Konieczność przestrzegania zalecanych terminów siewów wynika z tego, że rośliny w okresie jesiennym powinny zgromadzić dużo cukrów, co zapewni im dobre zimowanie i start wiosną. Wiosną następuje najwyższy przyrost masy roślinnej, kiedy rośliny korzystają z zapasów wody zgromadzonej w glebie w okresie zimowym. Można uzyskać plon od 250 do 350 d/ha. Jednak należy wziąć pod uwagę fakt, że poplon ozimy zmniejsza areał towarowej produkcji roślinnej. Po zakończeniu użytkowania poplonu, praktycznie w plonie wtórym uprawia się rośliny przeznaczone na paszę. Ze względu na to, że na przygotowanie roli pod siew poplonu ozimego mamy mało czasu – sprowadza się do wysiewu nawozów fosforowo – potasowych, obornika, talerzowania, orki siewnej i bronowania. Wszystkie czynności powinny być starannie wykonane. Nawożenie mineralne jest niezbędne. Dawki nawozów wynoszą średnio 60 kg/ha fosforu i 90 kg/ha potasu w czystym składniku na glebach o niskiej lub średniej zasobności. Wymagane jest także jesienne nawożenie azotem w dawkach startowych (20- 30 kg azotu /ha},


Agrotechnika żyta na zielonkę jest nieco inna niż na ziarno. Różni się wcześniejszym terminem siewu (7-10 dni), zwiększeniem ilości wysiewu o 10%, zastosowaniem dawki startowej azotu przedsiewnie oraz jednej pogłównej dawki na przedwiośniu, jednak koniecznie przed ruszeniem wegetacji żyta.
Małgorzata Wojciechowska


Użytki zielone


Dotkliwa susza w regionie bydgosko-kujawskim spowodowała straty nie tylko w uprawach polowych, ale również na użytkach zielonych. Nie znaczy to, że trzeba zaraz użytki zielone orać, ponieważ potrafią się regenerować. Jednak na to potrzeba sporo czasu, czasem kilka lat. Szybko szkody może naprawić tylko sam rolnik.
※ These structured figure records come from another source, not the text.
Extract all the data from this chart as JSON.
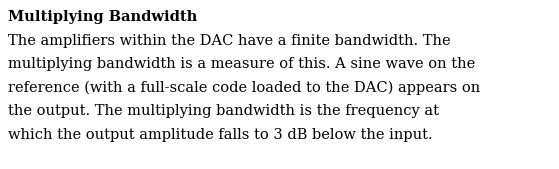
{
  "background_color": "#ffffff",
  "title": "Multiplying Bandwidth",
  "body_lines": [
    "The amplifiers within the DAC have a finite bandwidth. The",
    "multiplying bandwidth is a measure of this. A sine wave on the",
    "reference (with a full-scale code loaded to the DAC) appears on",
    "the output. The multiplying bandwidth is the frequency at",
    "which the output amplitude falls to 3 dB below the input."
  ],
  "title_fontsize": 10.5,
  "body_fontsize": 10.5,
  "text_color": "#000000",
  "font_family": "DejaVu Serif",
  "fig_width": 5.59,
  "fig_height": 1.69,
  "dpi": 100
}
Istnieje kilka sposobów poprawiania i uszlachetniania starej runi przy pomocy zabiegów powierzchniowych. Nic musimy orać – czasem wystarczy samo bronowanie. Zabieg ten „wyzwala” nowe rośliny z nasion zalegających w glebie i przykrytych przez zwartą ruń.


Innym zabiegiem regenerującym ruń jest nawożenie podstawowymi składnikami N,P,K zawartymi w nawozach mineralnych lub organicznych. Nawozy powinny być stosowane w rozsądnych dawkach. Nawozy organiczne płynne lepiej jest stosować częściej w mniejszych dawkach niż rzadziej w dużych. Nawożenie organiczne bardzo dobrze sprzyja rozwojowi mikroflory glebowej, która to została wcześniej zrujnowana przez susze. Po suszy prawie nie widać pod darnią dżdżownic.


Spośród technicznych metod regeneracji najbardziej godnym uwagi jest podsiew.


Przed przystąpieniem do podsiewu wskazana jest lustracja na użytku i ocena jego wartości. W zależności od rodzaju gleby, stanu zadarnienia i degradacji użytku stosuje się bronę zębową, talerzową lub glebogryzarkę. Starą darń na glebach typu murszowego oraz murszowatego niszczy się średnią lub ciężką broną zębową. Przed bronowaniem na krzyż należy nisko przykosić rosnącą roślinność i usunąć skoszoną masę. W przypadku skępionej runi z dużą ilością nagromadzonej, martwej masy roślinnej, tzw filcu stosuje się glebogryzarkę lub ciężką bronę talerzową. Wykonując w ten sposób gryzowanie do głębokości 5 cm uzyskuje się pocięcie darni na drobne kawałki i przemieszanie jej z wierzchnią warstwą gleby.


Po tym zabiegu możemy się spodziewać szybkich rezultatów. Podsiew polega na siewie traw i motylkowych drobnonasiennych w starą, rosnącą ruń. Pod względem paszowym podsiew sprzyja rolnikowi, ponieważ nie powoduje żadnych przerw w użytkowaniu łąk i pastwisk. Jest łatwy w praktyce i tani. Ma jednak wadę, że nie zawsze się udaje.


Istnieje kilka sposobów podsiewu: prosty podsiew ręczny, przy pomocy siewnika rzutowego z wcześniejszym lub późniejszym bronowaniem, przy wykorzystaniu zwierząt lub za pomocą siewników specjalnych. Do podsiewu należy wybierać gatunki szybko rozwijające się po siewie i szybko rosnące. Pastwiska należy podsiewać kwaterami. Na l ha należy wysiewać od 10 do 15 kg nasion. Silniejszą suszę wytrzymują tylko trawy wysokie jako gatunki głębiej korzeniące się. Dlatego należy uzupełnić przede wszystkim gatunkami z grupy traw niskich. Wysiane nasiona muszą mieć dogodne warunki wzrostu. Musimy zdać sobie sprawę z tego, że nasiona traw nie kiełkują od razu, ale potrzebują do tego do trzech tygodni. Przy podsiewie zawsze chodzi o poprawienie składu botanicznego runi, co spowoduje poprawienie wartości paszy.